Basics of Encryption, Types of Encryption & Encryption Algorithm

08/01/2020 by admin with 0 comments

Basics of Encryption, Types of Encryption & Encryption Algorithm


Encryption has become part of every person’s everyday life. The encryption helps to defeat the cybercriminals and snoopers. The online traffic will be clear and visible to the prying eyes by definitely using VPN. In the US legislative push people and limit ways to use encryption. The EARN IT Act which is set by the government will be the best practice for tech companies. The encryption and its algorithms can be of various types that help you to understand better about what is encryption.

What’s an Encryption Type? 

In the encryption types, the main thing is to deal with the way that encryption processes operate. The three significant forms of encryption type are:

  • Asymmetric: Asymmetric cryptography is one of the common forms of encryption used on today’s internet. It is also known as public-key cryptography. The data in this type of encryption can be secured by using a pair of keys. There are two types of keys used in the encryption process, one is the public key and another one is the private key. The encryption services provider and also used to apply initial encryption is the public key. Ensure that it will usually change on a regular basis so that it can be protected from the hackers. The main work of the private key is to decrypt data once it reaches its destination. The holding of the private key is with the user or recipient only.


The asymmetric encryption will be ubiquitous on the web. The asymmetric encryption used in Bitcoin, APIs payment, and many more. This will ensure that the credit card details will be secure. It is a slower encryption type as compare to symmetric encryption due to this it is mostly used to encrypt small pieces of data.


  • Symmetric: A single key is used in the symmetric encryption. In symmetric encryption, the two nodes of the information are encrypted and decrypted by a single key. By using random-number generators the key will be created and they are grades of sophistication. The best symmetric encryption will be weaker than the asymmetric alternatives. The main benefit of symmetric encryption is its speed. As well have discussed the only key is used in this type encryption so data can be encrypted and read must faster.


  • Hash functions: Hash functions slightly vary in features than symmetric and asymmetric encryption. For the data protection purpose, the hash functions turn the plaintext into impenetrable code. The main aim of the hash function is to convert an input into a predetermined output. The size of the input does not matter either it is small or large; it will create a hash for the same fixed length. In the conventional sense, there is no decryption as the hash created will not turn back into the input. It is a very powerful tool but at the same, it also seems less useful than standard encryption.


The primary way of a hash function is to prove that the data or software is not authentic and that outsiders haven’t tampered with it. The various things in which hashes used are password storage systems, the password stored in hash format instead of plain text. Hashes detect the changes in the documents and data via monitoring changes in hash output.

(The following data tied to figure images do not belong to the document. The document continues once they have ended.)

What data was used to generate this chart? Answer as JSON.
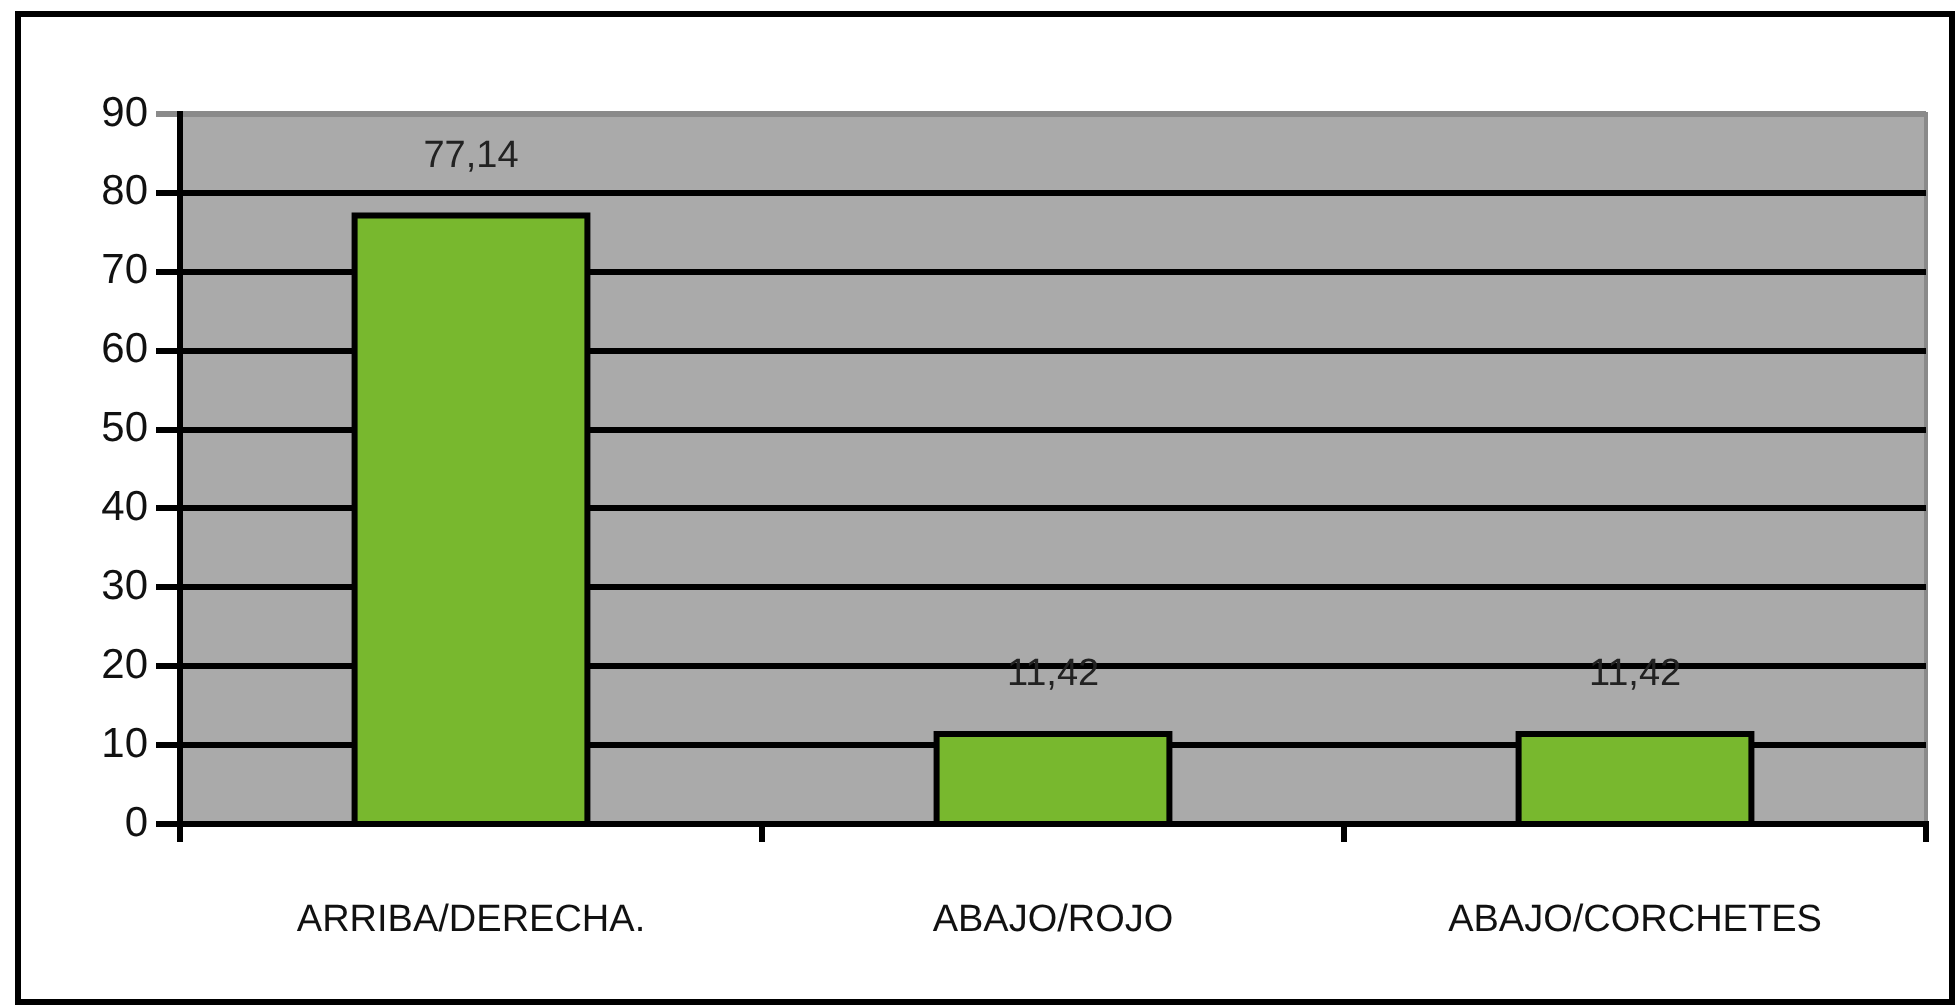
{
  "chart_data": {
    "type": "bar",
    "categories": [
      "ARRIBA/DERECHA.",
      "ABAJO/ROJO",
      "ABAJO/CORCHETES"
    ],
    "values": [
      77.14,
      11.42,
      11.42
    ],
    "value_labels": [
      "77,14",
      "11,42",
      "11,42"
    ],
    "color": "#78b82e",
    "ylim": [
      0,
      90
    ],
    "yticks": [
      0,
      10,
      20,
      30,
      40,
      50,
      60,
      70,
      80,
      90
    ],
    "grid": "y"
  }
}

The essential tools that are used to turn plaintext into indecipherable chunks of data are Algorithms. The common word of the algorithm in the traditional cryptography is “cipher”. The main objective of grading the algorithms is according to their strengths. This means the key size length which is used by different forms of encryption. For example – the key length in the popular AES-128 algorithm is 128 characters. The length of the key matters because longer the key is more difficult for the hacker to decrypt and encode the message. Over the years the key length increases steadily from 256-bit to 512-bit versions. There are many reasons because of which ciphers are stronger or weaker except the key length that includes:

  • DES: Data Encryption Standard (DES) is the topmost encryption algorithm that was invented in the 1970s by IBM with a key length of 56 characters. The DES is approved as the first digital algorithm in 1977 by the Federal Information Processing Standard. It also becomes a go-to option for classified document protection. DES is an antique in the present day and does not protect against hackers. Due to a lack of DES, it would be protected against digital intruders.


  • Triple DES: The triple DES or 3DES uses a cipher of 168-bit and mainly apply old-style DES to data chunks three times. The one DES key encrypts the data and the other one decrypts the data before encrypting with the third key. On the other side, simply the process is reversed. This helps to provide more protection against brute-forcing. In 2017, NIST downgraded the algorithm. The algorithm is not at the gold standard.


  • AES: The replacement of DES is the introduction of the Advanced Encryption Standard (AES). This was mainly created by Belgian cryptographers, Joan Daemen, and Vincent Rijmen. The AES is adopted by NIST in 2001 and considered as the leading encryption standard and also remains relevant to modern cryptography. The size of the keys varies from 128 to 256-bits. The AES delivers a high level of security and speed and it has made this an option of choice for tools just like VPNs. Till 2020, AES still not able to effectively cracked.


  • RSA: Since 1977, Rivest-Shamir-Adleman (RSA) is a public key algorithm. This uses two shared prime members that need to be as large as possible. The primes will remain private; the auxiliary number forms a public key part. The cracking of primes is a tough job especially when it is encrypted by padding to strengthen the private keys.


  • SHA-256: It is the gold standard hashing algorithm. It replaced the older cipher like SHA-1 and MD5. The SHA-256 and AES-256 are the good partner function of each other and yet to be cracked. SHA-256 is used mostly in Bitcoin.